J’ai déjà pris quelques cours en musique. Cours que j’avais beaucoup appréciés. Moi-même lorsque je pratique à la maison, il m’arrive de le faire avec de la musique. Soit une musique « d’ambiance » pas trop forte qui accompagne ma pratique, soit une musique un peu plus réfléchie sur laquelle je cale une séquence. Pour la salutation au soleil, notamment, j’aime bien me mettre un son qui stimule, qui donne la pêche et que j’écoute assez fort.
Mais je ne peux pas parler d’habitude, de systématisme.

Vous le savez, récemment j’ai commencé à donner quelques cours et mes élèves m’ont TOUS posé la même question : Est-ce que parfois tu nous mettras de la musique ???
Du coup je me pose des questions – car je n’ai jamais ressenti le besoin de pratiquer le yoga en musique. J’ai aimé tester et le faire une fois ou deux – chez moi je le fais pour le fun mais en cours collectif, je ne suis pas tout le temps en train de me dire : « tiens, ça serait cool un petit son là ».

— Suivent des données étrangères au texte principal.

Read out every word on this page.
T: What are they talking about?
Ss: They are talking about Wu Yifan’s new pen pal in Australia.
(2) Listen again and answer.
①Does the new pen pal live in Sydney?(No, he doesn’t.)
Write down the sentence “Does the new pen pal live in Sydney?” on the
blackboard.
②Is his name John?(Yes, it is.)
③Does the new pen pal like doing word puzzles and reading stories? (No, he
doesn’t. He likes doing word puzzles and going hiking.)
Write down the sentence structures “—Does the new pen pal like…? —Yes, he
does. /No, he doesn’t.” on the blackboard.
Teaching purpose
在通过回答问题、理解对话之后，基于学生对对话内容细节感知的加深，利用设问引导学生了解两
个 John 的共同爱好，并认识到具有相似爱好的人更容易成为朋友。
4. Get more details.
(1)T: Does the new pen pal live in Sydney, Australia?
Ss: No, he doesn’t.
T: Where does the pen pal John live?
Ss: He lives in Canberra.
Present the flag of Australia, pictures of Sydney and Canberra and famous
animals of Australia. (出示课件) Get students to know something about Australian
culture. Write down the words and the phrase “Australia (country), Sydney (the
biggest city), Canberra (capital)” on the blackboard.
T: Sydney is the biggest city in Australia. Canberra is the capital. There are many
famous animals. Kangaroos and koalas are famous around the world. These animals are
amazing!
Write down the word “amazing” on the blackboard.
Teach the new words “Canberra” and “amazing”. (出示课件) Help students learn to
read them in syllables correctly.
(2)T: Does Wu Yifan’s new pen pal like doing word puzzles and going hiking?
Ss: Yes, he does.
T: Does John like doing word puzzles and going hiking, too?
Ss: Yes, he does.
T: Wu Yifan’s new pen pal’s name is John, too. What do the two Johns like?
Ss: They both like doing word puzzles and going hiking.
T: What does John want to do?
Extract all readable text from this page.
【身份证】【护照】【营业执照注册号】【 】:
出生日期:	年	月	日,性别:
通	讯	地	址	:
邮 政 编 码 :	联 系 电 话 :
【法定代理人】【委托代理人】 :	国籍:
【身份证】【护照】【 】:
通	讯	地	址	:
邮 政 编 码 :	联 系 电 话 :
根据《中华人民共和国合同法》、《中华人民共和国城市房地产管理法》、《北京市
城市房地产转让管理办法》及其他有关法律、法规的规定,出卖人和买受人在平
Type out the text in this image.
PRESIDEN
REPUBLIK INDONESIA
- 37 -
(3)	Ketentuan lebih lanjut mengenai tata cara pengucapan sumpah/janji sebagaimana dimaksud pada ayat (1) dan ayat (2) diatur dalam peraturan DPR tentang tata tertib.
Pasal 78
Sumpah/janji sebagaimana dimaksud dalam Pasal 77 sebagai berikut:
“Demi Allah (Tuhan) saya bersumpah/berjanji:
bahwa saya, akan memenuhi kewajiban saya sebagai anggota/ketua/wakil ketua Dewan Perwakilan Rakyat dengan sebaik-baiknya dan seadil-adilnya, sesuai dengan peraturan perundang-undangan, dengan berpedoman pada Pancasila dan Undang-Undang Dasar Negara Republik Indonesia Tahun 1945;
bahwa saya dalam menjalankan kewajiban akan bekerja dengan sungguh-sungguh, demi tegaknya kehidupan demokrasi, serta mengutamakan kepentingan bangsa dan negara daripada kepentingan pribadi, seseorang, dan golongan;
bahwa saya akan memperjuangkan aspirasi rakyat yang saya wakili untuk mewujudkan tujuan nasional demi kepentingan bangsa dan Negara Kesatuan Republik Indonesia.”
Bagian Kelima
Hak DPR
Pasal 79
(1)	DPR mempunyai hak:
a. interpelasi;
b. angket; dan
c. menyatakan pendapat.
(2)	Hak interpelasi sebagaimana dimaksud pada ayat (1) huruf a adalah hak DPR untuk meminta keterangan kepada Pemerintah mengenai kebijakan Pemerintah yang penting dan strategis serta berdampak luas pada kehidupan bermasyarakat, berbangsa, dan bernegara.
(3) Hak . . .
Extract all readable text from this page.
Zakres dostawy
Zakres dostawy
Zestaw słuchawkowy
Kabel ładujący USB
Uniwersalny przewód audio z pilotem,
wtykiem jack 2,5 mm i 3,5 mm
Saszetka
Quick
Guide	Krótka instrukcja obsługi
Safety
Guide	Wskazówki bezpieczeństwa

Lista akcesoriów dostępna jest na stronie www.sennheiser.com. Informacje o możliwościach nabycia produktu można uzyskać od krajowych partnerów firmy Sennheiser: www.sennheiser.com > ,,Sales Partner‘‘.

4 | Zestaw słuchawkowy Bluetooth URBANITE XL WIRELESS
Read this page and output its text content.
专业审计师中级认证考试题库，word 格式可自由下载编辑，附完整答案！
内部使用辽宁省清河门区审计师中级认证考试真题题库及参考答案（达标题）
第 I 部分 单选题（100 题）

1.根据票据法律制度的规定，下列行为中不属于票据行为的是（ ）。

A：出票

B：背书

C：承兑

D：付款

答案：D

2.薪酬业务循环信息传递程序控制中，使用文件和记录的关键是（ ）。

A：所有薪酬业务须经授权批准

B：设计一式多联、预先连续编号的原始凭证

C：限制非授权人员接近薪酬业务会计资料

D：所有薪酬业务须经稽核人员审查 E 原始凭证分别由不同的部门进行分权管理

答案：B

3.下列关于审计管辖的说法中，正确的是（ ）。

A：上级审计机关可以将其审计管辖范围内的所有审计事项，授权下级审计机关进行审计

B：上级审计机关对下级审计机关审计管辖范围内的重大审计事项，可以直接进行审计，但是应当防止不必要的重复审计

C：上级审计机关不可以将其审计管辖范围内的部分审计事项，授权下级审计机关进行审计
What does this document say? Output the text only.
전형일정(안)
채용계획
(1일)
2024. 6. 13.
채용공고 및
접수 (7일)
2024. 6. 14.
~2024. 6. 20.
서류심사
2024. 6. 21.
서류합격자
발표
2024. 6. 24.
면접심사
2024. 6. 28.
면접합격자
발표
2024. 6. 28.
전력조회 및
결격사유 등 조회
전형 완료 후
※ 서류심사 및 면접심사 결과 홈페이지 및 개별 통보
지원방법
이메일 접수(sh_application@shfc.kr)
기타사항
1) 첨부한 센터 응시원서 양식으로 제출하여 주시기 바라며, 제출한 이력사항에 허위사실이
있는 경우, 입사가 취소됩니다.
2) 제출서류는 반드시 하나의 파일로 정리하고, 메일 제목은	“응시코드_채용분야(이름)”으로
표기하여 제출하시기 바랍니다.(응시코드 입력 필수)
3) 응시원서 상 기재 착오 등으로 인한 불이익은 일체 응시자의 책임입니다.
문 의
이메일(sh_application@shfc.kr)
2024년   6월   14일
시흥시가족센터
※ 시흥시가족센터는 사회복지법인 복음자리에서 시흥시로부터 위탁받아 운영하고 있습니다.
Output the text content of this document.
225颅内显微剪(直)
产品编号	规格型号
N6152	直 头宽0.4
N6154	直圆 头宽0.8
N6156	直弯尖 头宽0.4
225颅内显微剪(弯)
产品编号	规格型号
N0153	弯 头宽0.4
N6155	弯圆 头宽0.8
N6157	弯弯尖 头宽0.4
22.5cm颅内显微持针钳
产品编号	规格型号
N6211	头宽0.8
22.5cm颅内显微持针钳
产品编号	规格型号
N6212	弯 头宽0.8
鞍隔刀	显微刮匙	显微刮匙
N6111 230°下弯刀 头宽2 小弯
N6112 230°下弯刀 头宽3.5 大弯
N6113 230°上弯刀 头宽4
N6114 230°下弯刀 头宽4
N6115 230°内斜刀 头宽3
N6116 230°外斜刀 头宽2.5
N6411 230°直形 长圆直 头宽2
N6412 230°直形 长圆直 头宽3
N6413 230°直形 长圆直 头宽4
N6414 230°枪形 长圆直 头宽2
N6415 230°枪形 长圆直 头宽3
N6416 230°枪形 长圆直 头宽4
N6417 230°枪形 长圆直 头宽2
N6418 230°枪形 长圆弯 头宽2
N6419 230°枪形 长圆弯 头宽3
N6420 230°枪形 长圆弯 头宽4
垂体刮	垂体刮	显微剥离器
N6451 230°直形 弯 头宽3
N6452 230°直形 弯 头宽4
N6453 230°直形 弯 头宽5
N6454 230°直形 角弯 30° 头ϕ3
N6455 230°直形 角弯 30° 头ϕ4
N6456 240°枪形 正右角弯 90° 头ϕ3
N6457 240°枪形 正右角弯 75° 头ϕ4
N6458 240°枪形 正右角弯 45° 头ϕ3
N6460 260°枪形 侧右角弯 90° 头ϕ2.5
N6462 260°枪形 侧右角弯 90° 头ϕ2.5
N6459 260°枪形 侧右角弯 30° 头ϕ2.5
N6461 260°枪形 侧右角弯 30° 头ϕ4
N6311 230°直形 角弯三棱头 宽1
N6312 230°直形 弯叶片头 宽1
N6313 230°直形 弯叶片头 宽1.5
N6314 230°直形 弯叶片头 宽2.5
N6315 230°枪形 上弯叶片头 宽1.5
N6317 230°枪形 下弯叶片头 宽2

Est-ce que cela vient d’une habitude de pratiquer certains sports (fitness ou running notamment) en musique ? Est-ce parce que certains rythmes motivent et « boostent » ceux qui écoutent ? Est-ce pour se créer une bulle, une ambiance agréable ? Est-ce pour « occuper » le vide créé par le silence ????
Voilà, bref, vous le constatez, je me pose des questions !!

J’ai fait des années de danse – pendant lesquelles évidemment je pratiquais en musique. J’ai fait de la natation synchronisée – on nous diffusait du son sous l’eau…. Mais depuis que je pratique le yoga, cela ne m’est jamais apparu comme nécessaire.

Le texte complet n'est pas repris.